The thing to understand about the corporate public messaging systems is that they do not exist to let you publish or to talk to people. That is not the point of them. That's at best just the bait laid to lure you into their trap.

They exist to make money for the shareholders. That's why Threads exists, that's why Blockchain Inc invested to keep Bluesky running.

Only one network exists in order to let people communicate as the point and reason for it's existence. Only one network has no shareholders and no owners.

Only one is fighting for the user, not the shareholder.

#fediverse

@pre it’s nice that we have it cosy here, but if federated messenging gets enough traction how hard it would be for authorities to shut down instances and prosecute people they don’t like? it feels like there is little protection embedded into the federated tech. no?

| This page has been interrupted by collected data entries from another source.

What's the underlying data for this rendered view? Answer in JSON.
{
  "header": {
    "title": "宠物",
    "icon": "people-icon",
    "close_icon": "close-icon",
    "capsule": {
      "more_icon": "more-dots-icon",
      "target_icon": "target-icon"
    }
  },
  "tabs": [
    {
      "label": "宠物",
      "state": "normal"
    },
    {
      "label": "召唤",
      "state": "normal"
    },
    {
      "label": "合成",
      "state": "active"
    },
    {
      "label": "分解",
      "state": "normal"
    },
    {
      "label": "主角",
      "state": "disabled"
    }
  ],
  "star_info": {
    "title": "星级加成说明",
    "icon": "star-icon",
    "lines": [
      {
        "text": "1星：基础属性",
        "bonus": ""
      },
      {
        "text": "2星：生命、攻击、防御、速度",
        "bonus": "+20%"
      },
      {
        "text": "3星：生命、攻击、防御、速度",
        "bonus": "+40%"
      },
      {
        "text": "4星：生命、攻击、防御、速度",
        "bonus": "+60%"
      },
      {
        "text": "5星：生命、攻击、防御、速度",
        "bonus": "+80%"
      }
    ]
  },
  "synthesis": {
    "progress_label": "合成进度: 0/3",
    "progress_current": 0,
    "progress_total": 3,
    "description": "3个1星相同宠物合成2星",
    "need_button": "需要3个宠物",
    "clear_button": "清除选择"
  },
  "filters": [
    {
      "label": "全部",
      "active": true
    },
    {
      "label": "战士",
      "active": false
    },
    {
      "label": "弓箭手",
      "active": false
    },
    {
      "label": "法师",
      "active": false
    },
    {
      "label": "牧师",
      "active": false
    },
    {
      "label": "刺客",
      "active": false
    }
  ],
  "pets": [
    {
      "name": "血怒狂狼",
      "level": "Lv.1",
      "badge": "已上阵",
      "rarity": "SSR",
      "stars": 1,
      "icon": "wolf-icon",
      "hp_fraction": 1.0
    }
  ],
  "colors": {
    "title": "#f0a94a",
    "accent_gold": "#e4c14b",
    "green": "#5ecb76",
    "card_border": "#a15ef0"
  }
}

@wroong Governments could shut down instances in their own jurisdiction pretty easily, but since instances are in general not global corporations with financial affairs in all countries around the globe they would have more trouble interfering with those outside their jurisdiction.

If you are, for instance, a Turkish opposition campaigner you should use an instance outside Turkey.

Government can of course also block instances from their entire country, if they fancy a game of whackamole.

@wroong@s.basspistol.org @pre I'd say the fediverse is equally vulnerable to this for different reasons. Since identity is entangled to the url, if you manage to block access of a user to their instance, you have essentially deplatformed them by destroying their graph.
@pre ah! I see you're on nostr too! so, we can agree there are 2 networks involved in this fight! 😁 Our odds are not too bad! 💫
@wroong@s.basspistol.org
@setto Yeah, maybe Nostr too. It also isn't really owned by anyone at least.
@pre certainly, it really isn't owned by anyone! I'm really worried about the fedi in that regard. Seeing the network shares of dot social and players like meta lurking in, i find it hard to imagine fedi scale in any other way than a handfull of multi-million users instances. You can't just pause a community, or switch it over to software with cheaper maintenance costs without destroying the community graph.
@pre and we're not even of a threatful size yet. I don't think it is very clear to a majority of people on here, how much power an instance admin really has over their identity. But as we grow, we're likely going to find out the hard way. I don't think any of it is intentional though. Fedi was designed at a time with different challenges, when trust was a different issue in the context of digital socialization. I'm enjoying this place thoroughly, but I'm not putting all my eggs in it. Nostr likely has issues we don't even know about yet, it's pretty boring as a social hub, and managing keypairs isn't trivial. But I'm very glad it exists.

@setto nostr is likely to have trouble with spam and hate and bullying. They are aiming for censorship resistance but what is usually more important is moderation.

We shall see. Moderation is a group activity really, nostr will need good ways to share blocklists or something.

@pre Those two specific issues are mitigated already with proof-of-work for spam, and block lists already exists. The point that most people seem to misunderstand is that relays can have access-lists and two users can't communicate if they don't share at least one relay. So it's fairly easy to build a protected community. Very much like it works with fediverse servers, except no one is ever dependent on any given relay.

@setto Wasn't aware that communicably editable group block lists exist.

Don't see them on nostrudel, which is the only web-app I've seen where even individual blocking was working at all.

Maybe it's only on the phone apps that I will never use.

@pre Some clients will use lists, others use Kind 10 and 44. If you mute someone in nostrudel, you will see them appear in your profile kind-boxes thingies under any of those numbers.

Of course every client implements whatever their devs see fit. Luckily, most of those devs are decent idealists. We're getting there. I'm more curious about seeing the unkown unknowns of the protocol come into light.